Atualizado: 17 de dez. de 2021

Eu era interna, o rodízio dessa vez seria na U.T.I. de um hospital público no Piauí.

Primeiro momento, Mara.

Assim que cheguei, fiquei responsável por uma paciente chamada Mara. A Mara tinha 15 anos, estava internada já há alguns meses na U.T.I. por causa de um AVC sem etiologia definida. Já tinha feito vários exames cardíacos, cerebrais e continuava em coma, intubada, sem melhora do quadro, emagrecida e com uma escara enorme no quadril.

Segundo momento, Jorge.

Poucos dias depois da minha chegada no rodízio da U.T.I. deu entrada um paciente jovem, cerca de 20 anos, vítima de acidente automobilístico, com TCE grave, o Jorge.

Todos os dias o preceptor responsável do setor e do meu grupo fazia a “corrida de leito” e quando chegava no leito da Mara e do Jorge ele sempre balançava a cabeça negativamente e dizia que eram casos graves, que não tinham mais jeito e que estavam só esperando “chegar a hora”.

Eu não gostava de ver e ouvir aquilo.

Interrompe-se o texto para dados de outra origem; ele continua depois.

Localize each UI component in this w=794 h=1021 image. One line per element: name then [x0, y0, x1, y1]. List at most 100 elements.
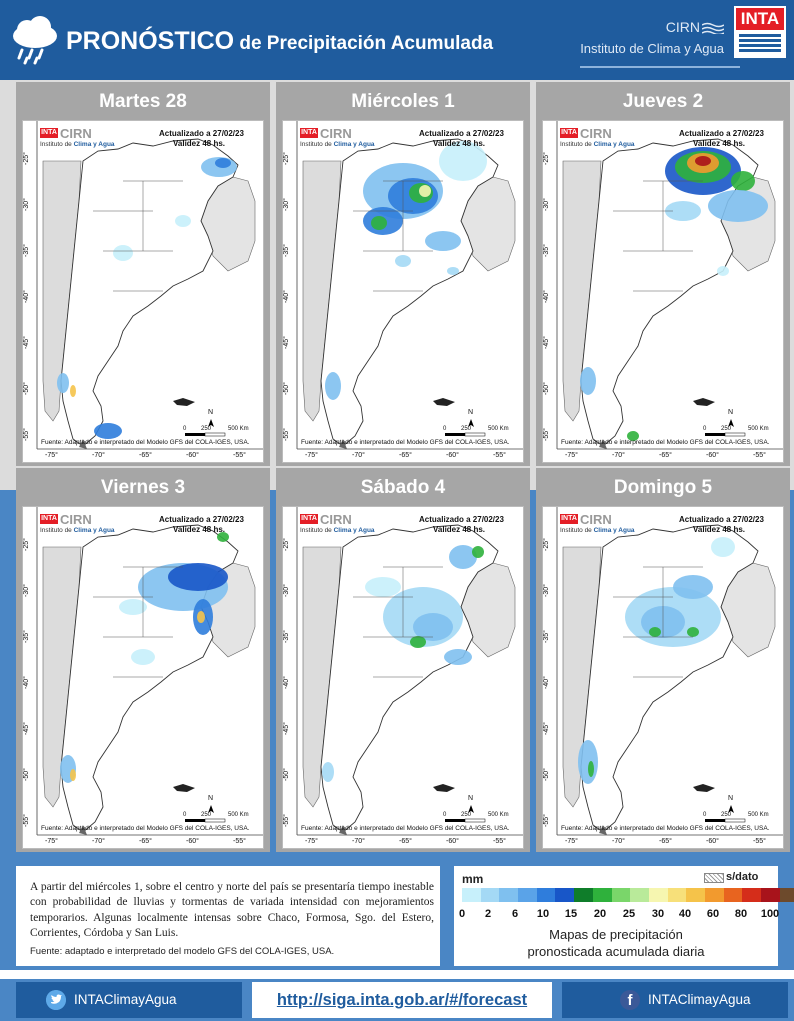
longitude-tick: -65°: [399, 838, 412, 845]
twitter-link[interactable]: INTAClimayAgua: [16, 982, 242, 1018]
map-source-label: Fuente: Adaptado e interpretado del Mode…: [561, 825, 770, 832]
rain-area: [695, 156, 711, 166]
longitude-tick: -65°: [139, 838, 152, 845]
rain-area: [325, 372, 341, 400]
mini-institute-prefix: Instituto de: [40, 141, 74, 148]
mini-institute-prefix: Instituto de: [300, 141, 334, 148]
latitude-tick: -30°: [283, 584, 290, 597]
latitude-tick: -40°: [543, 290, 550, 303]
mini-inta-logo: INTA: [40, 128, 58, 138]
mini-institute-prefix: Instituto de: [560, 141, 594, 148]
map-source-label: Fuente: Adaptado e interpretado del Mode…: [561, 439, 770, 446]
scale-0: 0: [703, 812, 707, 818]
rain-area: [439, 141, 487, 181]
latitude-tick: -55°: [23, 814, 30, 827]
north-arrow-label: N: [728, 409, 734, 416]
panel-day-label: Viernes 3: [100, 477, 186, 498]
legend-tick-label: 100: [760, 908, 780, 920]
brand-cirn: CIRN: [665, 19, 700, 35]
legend-swatch: [704, 888, 724, 902]
longitude-tick: -55°: [233, 838, 246, 845]
legend-caption-line1: Mapas de precipitación: [549, 927, 683, 942]
map-updated-label: Actualizado a 27/02/23: [159, 129, 244, 138]
longitude-tick: -75°: [45, 452, 58, 459]
latitude-tick: -50°: [283, 382, 290, 395]
latitude-tick: -45°: [543, 336, 550, 349]
legend-tick-label: 40: [678, 908, 692, 920]
rain-area: [371, 216, 387, 230]
description-text: A partir del miércoles 1, sobre el centr…: [30, 881, 434, 940]
precipitation-map: INTA CIRN Instituto de Clima y Agua Actu…: [22, 506, 264, 849]
rain-area: [665, 201, 701, 221]
longitude-tick: -55°: [493, 452, 506, 459]
mini-institute-prefix: Instituto de: [40, 527, 74, 534]
latitude-tick: -25°: [283, 152, 290, 165]
rain-area: [627, 431, 639, 441]
map-panel: Miércoles 1 INTA CIRN Instituto de Clima…: [276, 82, 530, 466]
legend-tick-label: 2: [484, 908, 492, 920]
longitude-tick: -75°: [305, 452, 318, 459]
inta-logo-stripes: [739, 34, 781, 54]
header-divider: [580, 66, 740, 68]
mini-cirn-logo: CIRN: [320, 126, 352, 141]
mini-cirn-logo: CIRN: [580, 126, 612, 141]
title-main: PRONÓSTICO: [66, 27, 235, 55]
legend-swatch: [536, 888, 556, 902]
legend-caption-line2: pronosticada acumulada diaria: [527, 944, 705, 959]
mini-cirn-logo: CIRN: [580, 512, 612, 527]
rain-area: [217, 532, 229, 542]
legend-swatch: [518, 888, 537, 902]
facebook-link[interactable]: f INTAClimayAgua: [562, 982, 788, 1018]
longitude-tick: -65°: [659, 838, 672, 845]
latitude-tick: -30°: [543, 198, 550, 211]
precipitation-map: INTA CIRN Instituto de Clima y Agua Actu…: [542, 120, 784, 463]
latitude-tick: -40°: [283, 676, 290, 689]
legend-swatch: [686, 888, 705, 902]
mini-institute-prefix: Instituto de: [300, 527, 334, 534]
latitude-tick: -40°: [23, 290, 30, 303]
rain-area: [175, 215, 191, 227]
latitude-tick: -30°: [543, 584, 550, 597]
header: PRONÓSTICO de Precipitación Acumulada CI…: [0, 0, 794, 80]
panel-day-label: Jueves 2: [622, 91, 704, 112]
longitude-tick: -60°: [186, 838, 199, 845]
mini-institute-highlight: Clima y Agua: [333, 141, 375, 148]
latitude-tick: -40°: [283, 290, 290, 303]
latitude-tick: -25°: [23, 152, 30, 165]
scale-250: 250: [721, 812, 732, 818]
north-arrow-label: N: [208, 795, 214, 802]
rain-area: [711, 537, 735, 557]
longitude-tick: -55°: [493, 838, 506, 845]
latitude-tick: -55°: [543, 814, 550, 827]
scale-500: 500 Km: [748, 812, 769, 818]
longitude-tick: -55°: [753, 838, 766, 845]
twitter-handle: INTAClimayAgua: [74, 992, 177, 1007]
latitude-tick: -25°: [23, 538, 30, 551]
rain-area: [731, 171, 755, 191]
forecast-url-link[interactable]: http://siga.inta.gob.ar/#/forecast: [252, 982, 552, 1018]
legend-swatch: [630, 888, 649, 902]
latitude-tick: -35°: [543, 244, 550, 257]
legend-no-data-swatch: [704, 873, 724, 883]
map-panel: Domingo 5 INTA CIRN Instituto de Clima y…: [536, 468, 790, 852]
inta-logo-text: INTA: [736, 8, 784, 30]
longitude-tick: -70°: [352, 452, 365, 459]
rain-area: [580, 367, 596, 395]
legend-swatch: [779, 888, 794, 902]
mini-institute-highlight: Clima y Agua: [593, 141, 635, 148]
north-arrow-label: N: [468, 409, 474, 416]
title-sub: de Precipitación Acumulada: [234, 33, 494, 54]
legend-tick-label: 6: [511, 908, 519, 920]
longitude-tick: -70°: [612, 838, 625, 845]
cirn-wave-icon: [702, 22, 724, 34]
legend-tick-label: 20: [593, 908, 607, 920]
scale-250: 250: [201, 426, 212, 432]
mini-institute-highlight: Clima y Agua: [73, 141, 115, 148]
legend-tick-label: 25: [622, 908, 636, 920]
mini-inta-logo: INTA: [40, 514, 58, 524]
longitude-tick: -70°: [92, 452, 105, 459]
longitude-tick: -75°: [565, 452, 578, 459]
longitude-tick: -55°: [233, 452, 246, 459]
latitude-tick: -40°: [23, 676, 30, 689]
legend-caption: Mapas de precipitación pronosticada acum…: [454, 926, 778, 960]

Incomodava eu ter que desistir dos meus pacientes.

Então, por não concordar, todos os dias eu ia examiná-los e, apesar de estarem em coma, de não terem nenhuma resposta, eu sempre avisava que eu era a doutora, falava meu nome, que ia examiná-los, que era “tal” hora, dia “tal” e que a família ainda iria visitar. Todos os dias.

Um dia cheguei no leito da Mara e o acesso venoso central estava desconectado, sangrando muito, chamei a enfermeira chefe para me ajudar e ela parou na frente da Mara e disse: “tadinha, não vai sair dessa não...” E eu briguei, como que fala isso na frente da paciente? Não tinha certeza se ela escutaria, mas se escutasse, o que o efeito dessa frase teria pra ela, intubada, incapaz? Se nem a medicina sabia a causa ou a cura?

A Mãe do Jorge sempre conversava comigo nas horas da visita. Eu falava do quadro grave e ela sempre dizia que tinha fé em Deus que ele iria melhorar. Já eu respondia: “tenha fé mesmo, porque Deus é maior que qualquer medicina.”

E eu pude comprovar com a Mara e o Jorge que Deus é sim maior.

A Mara e o Jorge tiveram alta da U.T.I. Eu pude visitar os dois na enfermaria. A Mara estava se recuperando do déficit neurológico e da escara e a mãe do Jorge me apresentou, como a doutora que cuidou dele.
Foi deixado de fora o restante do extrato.